The vast majority of insurance cases are Ordered by a Court to participate in a mediation. There is good reason for this. Most cases, if they do not settle before mediation, will settle at mediation. The settlement brings an end to the litigation between the parties and saves court time and resources. For mediation to be successful, the parties with full settlement authority and the attorneys need to be present. So what if a particular person does not show up at the mediation? What is that person is the person most knowledgeable about the case?
The El Paso Court of Appeals issued an opinion in a mandamus case styled, In Re: Mary Anne Vinson. This case arises out of a car wreck between Jaime Soto and Stephanie Dutchover wherein Soto sued Dutchover for negligence in causing a car wreck and the resulting damages.
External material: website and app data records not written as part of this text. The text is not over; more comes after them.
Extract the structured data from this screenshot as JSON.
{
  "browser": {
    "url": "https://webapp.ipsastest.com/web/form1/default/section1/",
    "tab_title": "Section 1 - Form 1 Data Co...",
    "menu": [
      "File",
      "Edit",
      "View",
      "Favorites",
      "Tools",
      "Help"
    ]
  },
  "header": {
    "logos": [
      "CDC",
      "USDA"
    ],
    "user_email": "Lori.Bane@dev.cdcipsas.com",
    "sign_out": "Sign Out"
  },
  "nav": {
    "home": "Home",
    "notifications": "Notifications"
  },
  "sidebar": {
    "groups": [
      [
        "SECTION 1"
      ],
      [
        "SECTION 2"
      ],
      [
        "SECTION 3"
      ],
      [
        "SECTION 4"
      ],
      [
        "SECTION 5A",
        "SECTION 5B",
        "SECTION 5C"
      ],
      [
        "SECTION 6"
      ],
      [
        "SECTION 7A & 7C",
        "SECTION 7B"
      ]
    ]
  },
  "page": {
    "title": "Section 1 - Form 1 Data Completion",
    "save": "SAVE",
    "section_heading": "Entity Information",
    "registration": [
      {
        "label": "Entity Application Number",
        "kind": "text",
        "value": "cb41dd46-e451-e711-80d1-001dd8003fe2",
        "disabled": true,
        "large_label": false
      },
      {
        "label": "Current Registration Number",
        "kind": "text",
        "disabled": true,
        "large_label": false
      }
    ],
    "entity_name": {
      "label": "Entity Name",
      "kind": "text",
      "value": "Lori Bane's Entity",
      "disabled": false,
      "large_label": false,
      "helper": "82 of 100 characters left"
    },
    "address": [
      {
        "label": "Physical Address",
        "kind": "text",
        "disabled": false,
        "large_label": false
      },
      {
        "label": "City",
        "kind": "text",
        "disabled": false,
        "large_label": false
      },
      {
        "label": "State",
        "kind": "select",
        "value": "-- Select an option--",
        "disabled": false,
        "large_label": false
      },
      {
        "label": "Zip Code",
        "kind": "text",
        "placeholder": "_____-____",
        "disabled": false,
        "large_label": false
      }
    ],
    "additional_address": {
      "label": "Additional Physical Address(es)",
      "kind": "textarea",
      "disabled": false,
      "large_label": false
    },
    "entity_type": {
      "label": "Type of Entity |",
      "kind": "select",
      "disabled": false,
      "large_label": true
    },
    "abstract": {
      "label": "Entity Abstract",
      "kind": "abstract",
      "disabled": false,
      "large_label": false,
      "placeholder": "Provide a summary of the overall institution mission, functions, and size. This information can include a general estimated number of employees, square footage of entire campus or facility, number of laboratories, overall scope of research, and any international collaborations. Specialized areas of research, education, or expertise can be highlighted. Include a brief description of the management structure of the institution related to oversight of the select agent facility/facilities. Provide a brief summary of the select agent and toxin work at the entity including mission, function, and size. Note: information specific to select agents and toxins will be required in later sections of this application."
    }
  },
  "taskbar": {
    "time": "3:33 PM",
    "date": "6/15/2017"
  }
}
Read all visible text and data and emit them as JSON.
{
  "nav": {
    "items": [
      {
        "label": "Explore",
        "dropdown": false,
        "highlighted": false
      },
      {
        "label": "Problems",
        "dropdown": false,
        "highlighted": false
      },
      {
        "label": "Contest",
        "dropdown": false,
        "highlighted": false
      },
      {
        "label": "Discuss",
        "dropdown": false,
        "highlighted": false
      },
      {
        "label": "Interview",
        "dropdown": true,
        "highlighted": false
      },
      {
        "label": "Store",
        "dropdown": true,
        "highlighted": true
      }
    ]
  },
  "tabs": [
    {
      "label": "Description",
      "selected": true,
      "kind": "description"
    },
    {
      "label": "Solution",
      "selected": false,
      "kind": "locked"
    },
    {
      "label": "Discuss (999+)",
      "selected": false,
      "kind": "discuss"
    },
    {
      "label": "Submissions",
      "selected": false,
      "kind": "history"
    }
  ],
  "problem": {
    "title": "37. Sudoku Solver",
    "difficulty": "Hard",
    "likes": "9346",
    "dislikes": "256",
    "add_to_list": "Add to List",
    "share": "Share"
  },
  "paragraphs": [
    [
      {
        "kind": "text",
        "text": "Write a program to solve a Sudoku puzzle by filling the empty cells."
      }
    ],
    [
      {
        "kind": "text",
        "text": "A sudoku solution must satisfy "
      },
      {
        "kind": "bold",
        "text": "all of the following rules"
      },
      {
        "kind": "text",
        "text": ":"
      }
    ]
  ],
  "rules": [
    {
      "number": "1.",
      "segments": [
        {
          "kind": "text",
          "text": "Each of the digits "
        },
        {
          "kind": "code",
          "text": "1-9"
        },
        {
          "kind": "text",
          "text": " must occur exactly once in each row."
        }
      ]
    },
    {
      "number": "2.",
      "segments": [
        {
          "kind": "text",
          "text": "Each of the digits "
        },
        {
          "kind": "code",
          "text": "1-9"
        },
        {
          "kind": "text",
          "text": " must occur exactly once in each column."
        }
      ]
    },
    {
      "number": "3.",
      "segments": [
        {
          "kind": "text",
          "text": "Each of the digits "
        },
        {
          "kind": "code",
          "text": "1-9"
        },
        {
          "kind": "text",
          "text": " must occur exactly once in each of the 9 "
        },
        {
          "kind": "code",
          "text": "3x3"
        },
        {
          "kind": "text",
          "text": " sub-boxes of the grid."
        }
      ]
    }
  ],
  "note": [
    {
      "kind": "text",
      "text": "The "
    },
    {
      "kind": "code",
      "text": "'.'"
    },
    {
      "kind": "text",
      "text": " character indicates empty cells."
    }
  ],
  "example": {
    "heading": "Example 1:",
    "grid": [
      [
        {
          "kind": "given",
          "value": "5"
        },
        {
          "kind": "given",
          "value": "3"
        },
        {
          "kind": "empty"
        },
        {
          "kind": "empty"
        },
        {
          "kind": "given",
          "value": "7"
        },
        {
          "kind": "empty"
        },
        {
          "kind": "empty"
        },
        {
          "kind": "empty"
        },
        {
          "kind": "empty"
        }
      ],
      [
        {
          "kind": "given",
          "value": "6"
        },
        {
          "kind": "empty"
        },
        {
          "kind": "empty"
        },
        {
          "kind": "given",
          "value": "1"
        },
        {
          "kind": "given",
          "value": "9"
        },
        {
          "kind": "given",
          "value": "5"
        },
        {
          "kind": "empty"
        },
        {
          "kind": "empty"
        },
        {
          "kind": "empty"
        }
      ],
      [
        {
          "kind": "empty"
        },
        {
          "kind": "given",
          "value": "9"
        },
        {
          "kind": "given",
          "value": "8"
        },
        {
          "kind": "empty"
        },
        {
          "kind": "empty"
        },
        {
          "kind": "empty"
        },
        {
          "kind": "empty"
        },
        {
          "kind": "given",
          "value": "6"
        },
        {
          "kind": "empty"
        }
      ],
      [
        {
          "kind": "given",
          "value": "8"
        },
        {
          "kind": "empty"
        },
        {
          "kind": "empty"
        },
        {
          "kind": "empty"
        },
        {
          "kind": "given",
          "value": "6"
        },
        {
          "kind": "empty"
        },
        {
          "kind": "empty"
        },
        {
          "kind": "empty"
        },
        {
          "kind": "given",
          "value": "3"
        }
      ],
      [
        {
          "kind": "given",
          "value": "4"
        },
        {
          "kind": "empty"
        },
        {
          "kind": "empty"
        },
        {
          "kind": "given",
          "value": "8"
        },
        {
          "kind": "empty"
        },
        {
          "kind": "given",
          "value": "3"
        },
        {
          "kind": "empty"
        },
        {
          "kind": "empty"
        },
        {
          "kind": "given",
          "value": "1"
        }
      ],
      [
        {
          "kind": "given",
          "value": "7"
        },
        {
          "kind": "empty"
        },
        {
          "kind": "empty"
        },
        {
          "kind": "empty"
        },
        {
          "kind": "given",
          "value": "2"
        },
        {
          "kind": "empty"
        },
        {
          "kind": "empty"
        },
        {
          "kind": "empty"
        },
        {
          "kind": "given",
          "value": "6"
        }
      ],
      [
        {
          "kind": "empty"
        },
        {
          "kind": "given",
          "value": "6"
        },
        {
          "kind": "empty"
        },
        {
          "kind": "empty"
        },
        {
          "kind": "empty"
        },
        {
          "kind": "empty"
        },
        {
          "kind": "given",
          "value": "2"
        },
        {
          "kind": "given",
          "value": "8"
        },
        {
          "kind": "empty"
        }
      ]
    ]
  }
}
Dutchover was insured by Allstate and Vinson was the adjuster assigned to handle the claim and the adjuster most familiar with the case.
The trial court signed an order appointing a mediator and further stated: “All Parties and their representatives with full settlement authority shall attend the mediation process, with their counsel of record.” Vinson did not attend the mediation but another adjuster did attend.
Soto filed a motion and order, which the Court signed, compelling Vinson to attend mediation. This mandamus action arose from that Order.
In reviewing this case this Court cited the law from Texas Civil Practices & Remedies Code, Section 154.002, stating it is the policy of this state to encourage the peaceable resolution of disputes and the early settlement of pending litigation through voluntary settlement procedures. Section 154.021(a) authorizes the court to refer a dispute to an alternative dispute procedure. Section 154.022(b) gives the parties ten days to file a written objection.
It is generally understood that the trial court may order than an insurance company’s representative having full settlement authority must attend mediation.
Soto contends that Vinson personally interfered with a core function of the trial court by refusing to attend mediation. However, the mediation order did not order Allstate or Vinson to attend mediation. As a result, Vinson did not refuse to attend mediation as claimed by Soto. A court can order an Allstate representative having full settlement authority to attend the mediation but the trial court cannot choose the representative or mandate that one representative rather than another must attend. Soto did not allege in this action that the Allstate representative who attended the mediation did not have full settlement authority. Instead Soto argues that Vinson should have attended because Vinson was the adjuster most familiar with the case.
Soto was unable to show to this Court any authority for his position that a court is authorized to compel a particular representative to attend mediation simply because that representative is more familiar with the case.